Germany’s BAM www.bam-portal.de

Iconclass www.iconclass.nl

Getty art thesauri www.getty.edu/research/conducting_research/vocabularies/aat

Thesaurus of Geographic Names www.getty.edu/research/conducting_research/vocabularies/tgn

Cliopatria e-culture.multimedian.nl/software/ClioPatria.shtml

OAI-ORE www.openarchives.org/ore/0.3/toc

CIDOC-CRM cidoc.ics.forth.gr

OAI-PMH www.openarchives.org/pmh

eContentplus ec.europa.eu/information_society/activities/econtentplus/index_en.htm

One hundred different network partners

Many of the technological solutions we are using are contributed by or adapted from work done by partner projects, which produce open-source software solutions suitable for a number of different applications. Several related projects that are also funded under the Commission’s Digital Libraries eContentplus initiative are among signatories to the Europeana partnership.

Our thematic network partnership now numbers 100 members. This includes representatives of every member state, together with many arts, culture and education ministries, and a wide range of cultural institutions. Among these are the British Library, the UK’s Science Museum, the Deutsche Bundesarchiv in Germany, Amsterdam’s Rijksmuseum and the Institut national d’Audiovisuel in Paris.

The core team responsible for Europeana comprises six project management and web development staff based in the Koninklijke Bibliotheek – the national library of the Netherlands. We coordinate the participation of the technical contributors, experts from universities, research institutions and European heritage organisations.
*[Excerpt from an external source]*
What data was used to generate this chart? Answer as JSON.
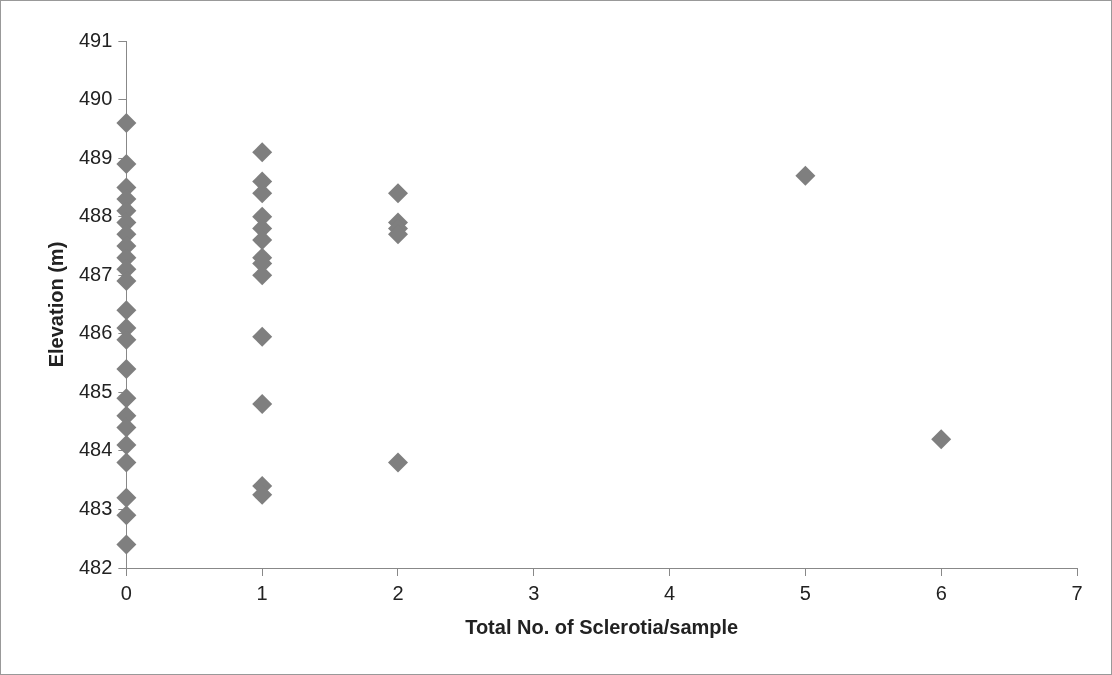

The overall governance of the project, its strategy and policy are vested in the EDL Foundation, a legal entity incorporated under Dutch law, which allows it to employ people, bid for funding and endorse project proposals.

The Foundation’s Board includes:

ACE: Association Cinémathèques Européennes

CENL: Conference of European National Librarians

CERL: Consortium of European Research Libraries

EMF: European Museum Forum

EURBICA: European Regional Branch of the International Council on Archives

FIAT: International Federation of Television Archives

IASA: International Association of Sound Archives

ICOM-Europe: International Council of Museums – Europe

Engaging the international associations of each of the major domains at board level endorses the Europeana project and promotes the movement towards interoperability at the highest professional level. It also enables the four domains to communicate the objectives out widely to their networks and members, and encourages widespread and diverse contributions of content.